In a property settlement, the tax basis must be considered when dividing the assets.
A spouse who receives a low basis asset should negotiate the appropriate offset factor to the asset's fair market value.
One spouse receives 100 shares in a publicly traded corporation worth $100,000 with zero basis. The other spouse receives their $100,000 savings account. FMV of each asset is equal. However, if the 100 shares are liquidated, the after-tax value is $80,000 after deducting 20% ($20,000) for federal tax.
In this case, the offset factor would be the $20,000 tax. The spouse with the shares should get an additional $10,000 from the savings account in order that each spouse receives an equal share of $90,000.
Alimony & separate maintenance payments are not deductible by the payer and are not included in income by the recipient spouse for any divorce or separate maintenance instrument executed after December 31, 2018.
Qualified Domestic Relations Order (QDRO)

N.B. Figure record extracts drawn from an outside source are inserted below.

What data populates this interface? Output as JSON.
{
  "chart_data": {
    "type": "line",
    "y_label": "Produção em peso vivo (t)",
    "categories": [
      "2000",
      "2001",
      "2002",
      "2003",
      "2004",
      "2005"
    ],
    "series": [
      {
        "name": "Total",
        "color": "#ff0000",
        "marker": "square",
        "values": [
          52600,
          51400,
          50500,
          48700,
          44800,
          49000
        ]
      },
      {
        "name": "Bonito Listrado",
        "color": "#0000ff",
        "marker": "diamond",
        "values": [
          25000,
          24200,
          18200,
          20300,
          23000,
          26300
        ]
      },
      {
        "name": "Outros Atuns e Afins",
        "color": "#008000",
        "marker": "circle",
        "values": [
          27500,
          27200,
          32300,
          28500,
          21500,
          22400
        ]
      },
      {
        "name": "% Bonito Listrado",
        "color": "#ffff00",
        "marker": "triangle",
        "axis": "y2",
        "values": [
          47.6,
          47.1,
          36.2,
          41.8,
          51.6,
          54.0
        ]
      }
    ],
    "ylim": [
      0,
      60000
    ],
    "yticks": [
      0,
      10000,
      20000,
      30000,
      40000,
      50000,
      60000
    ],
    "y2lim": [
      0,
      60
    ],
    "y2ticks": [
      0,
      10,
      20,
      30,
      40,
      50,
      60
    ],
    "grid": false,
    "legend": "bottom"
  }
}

Distributions from qualified retirement plans and tax-sheltered annuities are taxable to the plan participant and subject to early withdrawal penalties unless made to an alternate payee under a QDRO. A QDRO is a judgement, decree or court order issued under a state's domestic relations law that must state the following provisions:
- Someone other than the plan participate has a right to receive benefits from a qualified retirement plan or tax-sheltered annuity,
- Payment of child support, alimony or marital property rights are to be paid to a spouse, former spouse, child or other dependent of the participant, and
- The actual amount or a part of the participant's benefits are to be paid to the participant's spouse, former spouse, child or other dependent.
Distributions under a QDRO are taxable to the recipient spouse, but are not subject to an early withdrawal penalty. The penalty exception for payments to an alternate payee under a QDRO does not apply to IRAs.